Thursday, May 06, 2010

May 05, 2010

Participants: Tal, Hershel, Gili, Nadine, Jon, Bill, Shirley, Liza, Abraham

I arrived a little late, to Tal welcomed the first guests. Hershel returned after a long absence. Bill and Shirley brought a friend Liza, who had not played any modern games.

Set

Tal, Hershel, Gili

Tal entertained them with this until I arrived. I don't know how it went.

In the Shadow of the Emperor

Nadine 23, Hershel 19, Gili 16, Jon 15

First play for all of us. I read the rules for this last shabbat, and read them again as we set up. It looked like it wasn't going to be too complicated a game, but strategies were not obvious from the first. We all started making essentially random moves until about a third of the way into the game.

This is an area-control, negotiation game with some twists.

The game doesn't specify any kind of negotiation in the rules, but at several points in each round players may decide the fortunes of other players, which leads inevitably to negotiation. I'm not exactly thrilled with that mechanic, unless negotiations are enforceable; I don't enjoy backstabbing games (except Diplomacy, which is nothing but). And, with negotiation over fairly important points, much of your success or failure is a result of other people's whims, which means he who whines most generally wins.

In this game, negotiation plays a strong role unless you play carefully to avoid it. So it's kind of a mix. And we played with hidden victory points (they were trackable, like in Puerto Rico, but no one tracked them), so you couldn't always figure out to whom to give the points, assuming that you wanted to give them to the losing player and gang up on the winner. In actuality, we always guessed correctly. Nevertheless, the other players would have preferred to play with victory points open, so that they didn't have to guess.

Anyhoo ...

Other than that, the game was quite good. It reminded me of a more intense interactive version of Tribune.

It's played over five rounds. On each round:

- you collect income (a bit more if you have certain things on the board)
- all of your pieces on the board "age" (some die)
- you get a new piece or you get a VP or another gold
- you take as many actions as you can afford, and you may get some bonus actions if you had control of an area the previous round; there are various different actions, to age or youthen one of your guys, add new guys, move guys, take a victory point, gain bonus voting power, increase your income level, and so on
- you figure out who has control of each area, winning 2 points if you gain control of it (but not if you simply keep control of it)
- all players who have control of any area now vote for the new emperor, between the current emperor and the contender if there is one; the emperor gains a VP or two and some other bonuses on the next round (and the voters each get a point)
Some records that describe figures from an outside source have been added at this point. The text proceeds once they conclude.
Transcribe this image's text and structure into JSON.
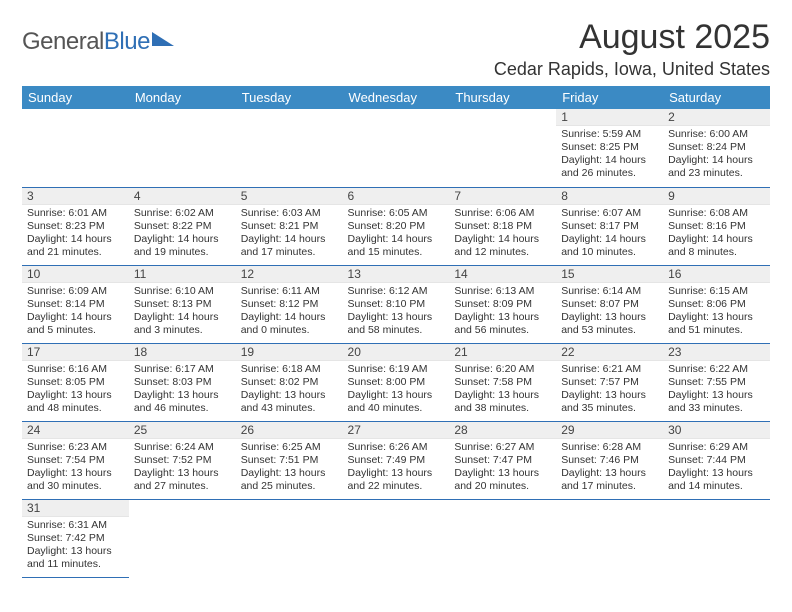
{
  "logo": {
    "word1": "General",
    "word2": "Blue"
  },
  "title": "August 2025",
  "location": "Cedar Rapids, Iowa, United States",
  "colors": {
    "header_bg": "#3b8ac4",
    "header_text": "#ffffff",
    "rule": "#2f6fb5",
    "daynum_bg": "#efefef",
    "body_text": "#333333",
    "logo_blue": "#2f6fb5"
  },
  "layout": {
    "columns": 7,
    "rows": 6,
    "first_day_column_index": 5
  },
  "weekdays": [
    "Sunday",
    "Monday",
    "Tuesday",
    "Wednesday",
    "Thursday",
    "Friday",
    "Saturday"
  ],
  "days": [
    {
      "n": 1,
      "sunrise": "5:59 AM",
      "sunset": "8:25 PM",
      "daylight": "14 hours and 26 minutes."
    },
    {
      "n": 2,
      "sunrise": "6:00 AM",
      "sunset": "8:24 PM",
      "daylight": "14 hours and 23 minutes."
    },
    {
      "n": 3,
      "sunrise": "6:01 AM",
      "sunset": "8:23 PM",
      "daylight": "14 hours and 21 minutes."
    },
    {
      "n": 4,
      "sunrise": "6:02 AM",
      "sunset": "8:22 PM",
      "daylight": "14 hours and 19 minutes."
    },
    {
      "n": 5,
      "sunrise": "6:03 AM",
      "sunset": "8:21 PM",
      "daylight": "14 hours and 17 minutes."
    },
    {
      "n": 6,
      "sunrise": "6:05 AM",
      "sunset": "8:20 PM",
      "daylight": "14 hours and 15 minutes."
    },
    {
      "n": 7,
      "sunrise": "6:06 AM",
      "sunset": "8:18 PM",
      "daylight": "14 hours and 12 minutes."
    },
    {
      "n": 8,
      "sunrise": "6:07 AM",
      "sunset": "8:17 PM",
      "daylight": "14 hours and 10 minutes."
    },
    {
      "n": 9,
      "sunrise": "6:08 AM",
      "sunset": "8:16 PM",
      "daylight": "14 hours and 8 minutes."
    },
    {
      "n": 10,
      "sunrise": "6:09 AM",
      "sunset": "8:14 PM",
      "daylight": "14 hours and 5 minutes."
    },
    {
      "n": 11,
      "sunrise": "6:10 AM",
      "sunset": "8:13 PM",
      "daylight": "14 hours and 3 minutes."
    },
    {
      "n": 12,
      "sunrise": "6:11 AM",
      "sunset": "8:12 PM",
      "daylight": "14 hours and 0 minutes."
    },
    {
      "n": 13,
      "sunrise": "6:12 AM",
      "sunset": "8:10 PM",
      "daylight": "13 hours and 58 minutes."
    },
    {
      "n": 14,
      "sunrise": "6:13 AM",
      "sunset": "8:09 PM",
      "daylight": "13 hours and 56 minutes."
    },
    {
      "n": 15,
      "sunrise": "6:14 AM",
      "sunset": "8:07 PM",
      "daylight": "13 hours and 53 minutes."
    },
    {
      "n": 16,
      "sunrise": "6:15 AM",
      "sunset": "8:06 PM",
      "daylight": "13 hours and 51 minutes."
    },
    {
      "n": 17,
      "sunrise": "6:16 AM",
      "sunset": "8:05 PM",
      "daylight": "13 hours and 48 minutes."
    },
    {
      "n": 18,
      "sunrise": "6:17 AM",
      "sunset": "8:03 PM",
      "daylight": "13 hours and 46 minutes."
    },
    {
      "n": 19,
      "sunrise": "6:18 AM",
      "sunset": "8:02 PM",
      "daylight": "13 hours and 43 minutes."
    },
    {
      "n": 20,
      "sunrise": "6:19 AM",
      "sunset": "8:00 PM",
      "daylight": "13 hours and 40 minutes."
    },
    {
      "n": 21,
      "sunrise": "6:20 AM",
      "sunset": "7:58 PM",
      "daylight": "13 hours and 38 minutes."
    },
    {
      "n": 22,
      "sunrise": "6:21 AM",
      "sunset": "7:57 PM",
      "daylight": "13 hours and 35 minutes."
    },
    {
      "n": 23,
      "sunrise": "6:22 AM",
      "sunset": "7:55 PM",
      "daylight": "13 hours and 33 minutes."
    },
    {
      "n": 24,
      "sunrise": "6:23 AM",
      "sunset": "7:54 PM",
      "daylight": "13 hours and 30 minutes."
    },
    {
      "n": 25,
      "sunrise": "6:24 AM",
      "sunset": "7:52 PM",
      "daylight": "13 hours and 27 minutes."
    },
    {
      "n": 26,
      "sunrise": "6:25 AM",
      "sunset": "7:51 PM",
      "daylight": "13 hours and 25 minutes."
    },
    {
      "n": 27,
      "sunrise": "6:26 AM",
      "sunset": "7:49 PM",
      "daylight": "13 hours and 22 minutes."
    },
    {
      "n": 28,
      "sunrise": "6:27 AM",
      "sunset": "7:47 PM",
      "daylight": "13 hours and 20 minutes."
    },
    {
      "n": 29,
      "sunrise": "6:28 AM",
      "sunset": "7:46 PM",
      "daylight": "13 hours and 17 minutes."
    },
    {
      "n": 30,
      "sunrise": "6:29 AM",
      "sunset": "7:44 PM",
      "daylight": "13 hours and 14 minutes."
    },
    {
      "n": 31,
      "sunrise": "6:31 AM",
      "sunset": "7:42 PM",
      "daylight": "13 hours and 11 minutes."
    }
  ],
  "labels": {
    "sunrise": "Sunrise:",
    "sunset": "Sunset:",
    "daylight": "Daylight:"
  }
}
You gain points for: one of the actions, gaining control of an area, being in control of one particular area, voting for the emperor, or being the emperor. All of these are 1 to 2 points each, so final scores are low. All of the other mechanics seem like a lot of work to gain these few points, but it never felt like it was dragging or uninteresting.

In our game, I kind of got knocked out from all areas in mid-game, which made coming back very difficult. The only reason I did as well as I did were the few points thrown my way because everyone knew I was losing. None of use knew for sure who was winning, but we all essentially figured out the correct order. Nadine took the most straight victory points directly from the cards, and also had the highest income the earliest; I don't know how she managed that, yet.

R-Eco

Shirley, Bill, Liza

First play for Liza, I don't know what happened. Nadine coached.

Container

Shirley, Bill, Liza, Abraham

I didn't think this was the best first game for a new player, but at least, as Nadine said, the mechanics repeat themselves and are not too difficult. Shirley won.